= History News Network =

Website for historians writing about current events

The History News Network (HNN) is an online platform for historians to comment on current events, and place current news affairs into an historical perspective. HNN is hosted by the University of Richmond.

==History==
HNN is a non-profit corporation registered in Washington, D.C. The network was founded by Richard Shenkman, author of Legends, Lies & Cherished Myths of World History. He served as HNN editor until his retirement in 2019. As of February 2025, Tony Field is managing editor. HNN sponsored several history-oriented blogs, including Liberty and Power (coordinated by David T. Beito) and Jim Loewen. Murray Polner was the long-time book editor for HNN.

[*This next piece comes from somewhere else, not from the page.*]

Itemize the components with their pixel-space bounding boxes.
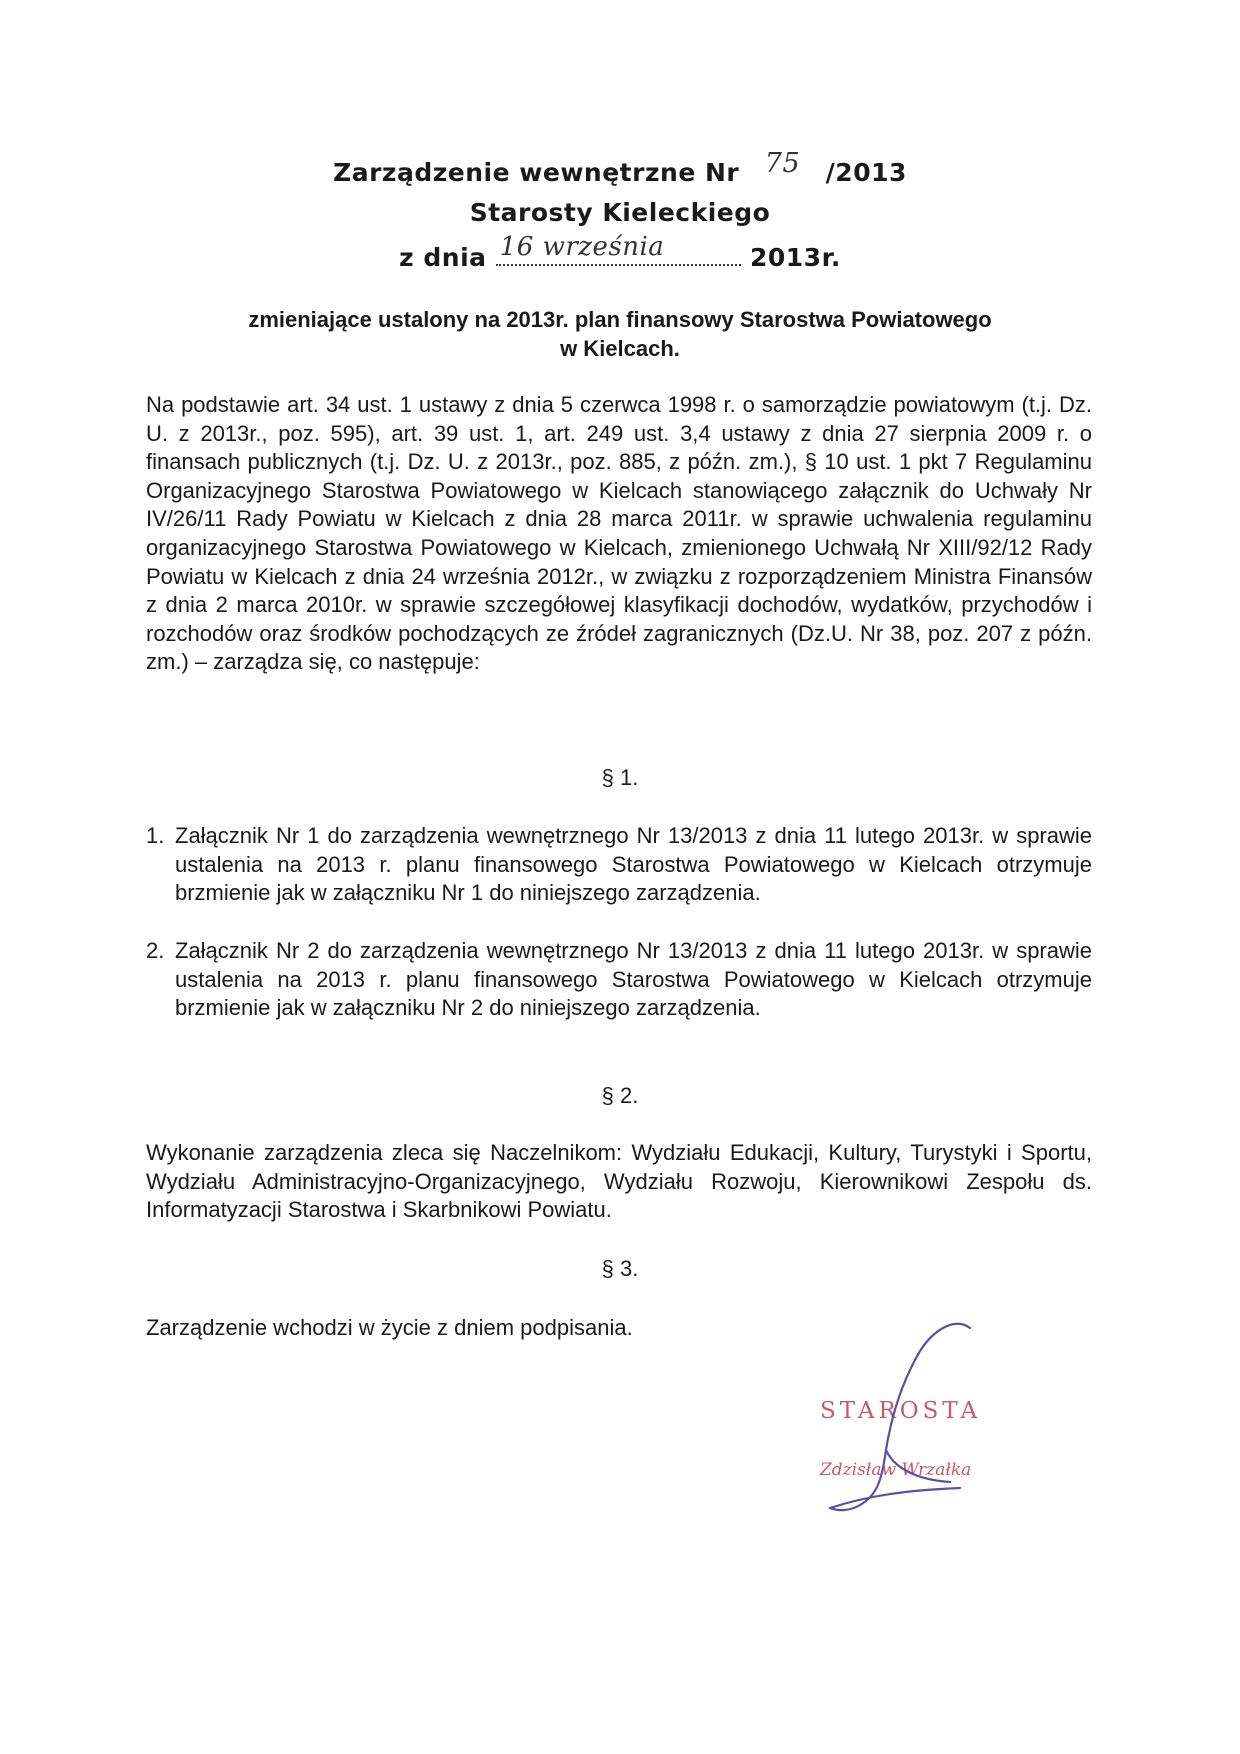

In 2012, HNN celebrated Independence Day by holding a contest to select the worst books about American history ever published. Nominees included David Barton's The Jefferson Lies, Michael Bellesiles's Arming America, Gavin Menzies’s 1421: The Year China Discovered America, Richard G. Williams's 2006 book Stonewall Jackson: The Black Man's Friend and A People's History of the United States by Howard Zinn. Over 1000 HNN readers gave the nod to Barton and Zinn.

HNN, initially hosted by George Mason University, moved to George Washington University (GWU) in 2017. By 2019, after Shenkman’s retirement, the GWU Department of History assumed full responsibility for operating and editing HNN. On December 2023, the University of Richmond acquired HNN, integrating it into the university’s digital humanities ecosystem through its public history project tool known as 'Bunk'.